Something that is not well explained (at this level) is how these status bits get set and cleared. The spin wait loop reads the status word, but does not change it.

The device (its controller) sets and clears the bit. An implied function is that the device sets the bit when it becomes ready to work on another character.

And, a load from Keyboard_Data also clears the MSB of Keyboard_Status
And, a store to Display_Data also clears the MSB of Display_Status

      -------------                           -------------
      |processor  |  <--------------------->  |  memory   |
      -------------                   |       -------------
                                      |
                                      |
                     controller       |
     -----------      ----------      |
     | display | <--> | Status |<---->|
     -----------      |  Data  |      |
                      ----------      |
                                      |
                                      |
                     controller       |
    ------------      ----------      |
    | keyboard | <--> | Status |<---->|
    ------------      |  Data  |      |
                      ----------      |
                                      |

Note that each device is "hooked up" and operates the same way with respect to the interaction between processor and memory and the device. In fact, any new device that can operate in this manner can be added to this computer system. This is an important feature.

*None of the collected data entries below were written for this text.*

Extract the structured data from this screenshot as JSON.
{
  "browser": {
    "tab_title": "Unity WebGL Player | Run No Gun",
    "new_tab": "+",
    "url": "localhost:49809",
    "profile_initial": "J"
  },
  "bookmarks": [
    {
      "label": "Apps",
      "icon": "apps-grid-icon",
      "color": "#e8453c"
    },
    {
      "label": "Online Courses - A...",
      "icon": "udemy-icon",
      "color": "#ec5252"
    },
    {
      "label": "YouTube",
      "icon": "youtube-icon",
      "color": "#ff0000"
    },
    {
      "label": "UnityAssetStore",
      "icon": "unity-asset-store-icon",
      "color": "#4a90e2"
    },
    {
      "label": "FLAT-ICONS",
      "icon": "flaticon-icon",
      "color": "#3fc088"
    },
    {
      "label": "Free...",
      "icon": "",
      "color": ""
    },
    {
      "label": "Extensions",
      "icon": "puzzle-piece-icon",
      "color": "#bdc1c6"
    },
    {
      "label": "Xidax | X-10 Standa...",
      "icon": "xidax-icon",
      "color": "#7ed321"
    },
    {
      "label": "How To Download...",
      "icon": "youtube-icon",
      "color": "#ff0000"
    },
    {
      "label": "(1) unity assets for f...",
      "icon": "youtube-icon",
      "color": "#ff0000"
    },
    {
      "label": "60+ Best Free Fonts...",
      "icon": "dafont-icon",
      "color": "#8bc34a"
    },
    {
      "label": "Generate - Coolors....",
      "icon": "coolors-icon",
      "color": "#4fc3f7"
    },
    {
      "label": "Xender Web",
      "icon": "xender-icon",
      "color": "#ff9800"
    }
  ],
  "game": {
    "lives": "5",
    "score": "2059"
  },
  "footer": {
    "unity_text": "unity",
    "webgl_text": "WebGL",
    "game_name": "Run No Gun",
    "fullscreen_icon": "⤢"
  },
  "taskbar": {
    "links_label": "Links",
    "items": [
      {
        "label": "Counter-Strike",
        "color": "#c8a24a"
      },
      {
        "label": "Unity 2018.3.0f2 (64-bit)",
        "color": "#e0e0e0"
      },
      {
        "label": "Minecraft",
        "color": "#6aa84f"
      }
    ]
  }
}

Problems With This Programmed I/O Approach

• Much time is wasted spin waiting.

  If it takes 100 instructions to program this, and each instruction takes 20ns to execute, then it takes

       100 * 20nsec = 2000nsec = 2 usec    to execute this code
  

  If a device takes 2msec (=2000usec) to deal with one character, then the percent of time spent waiting is

  	time waiting       2000us
  	------------ = --------------- =  .999 = 99.9%
  	total time      2000us + 2usec
  

  We'd like a solution that spent less time "doing nothing."

• If (somehow) a second key is pressed before the application program does a getc, the first key pressed is lost. There is only one character's worth of storage.

  This problem is actually a "Catch-22." The getc code has to be run often enough that no characters are lost, but executing this code spin waits until a character is pressed. The system could do nothing but getc calls!

Next Best Solution: Use Queues

Some problems are solved by the use of queues (buffers). The check for device ready is separated from the sending and receiving of characters.

For the display:

• Implement putnextchar: Print a character if there is one in the queue, and the device is ready. This routine must be called at regular intervals, so that there is progress toward emptying the queue.
• Implement printstring: put character(s) in queue and return. This is called by the user level program when it desires to do a putc or puts.

• Implement getnextchar: Get a character from the keyboard, if one is available, and put it in a queue. This routine must be called at regular intervals, so that characters typed on the keyboard are not missed.
• Implement getstring: get character from queue (if available) and return.

Some of the many difficulties caused by this situation:

• Someone (user? OS?) must call getnextchar regularly and often so as not to lose characters.
• What happens if the queue(s) become full? Are characters lost?
• Someone (user? OS?) must call putnextchar regularly to empty out the queue.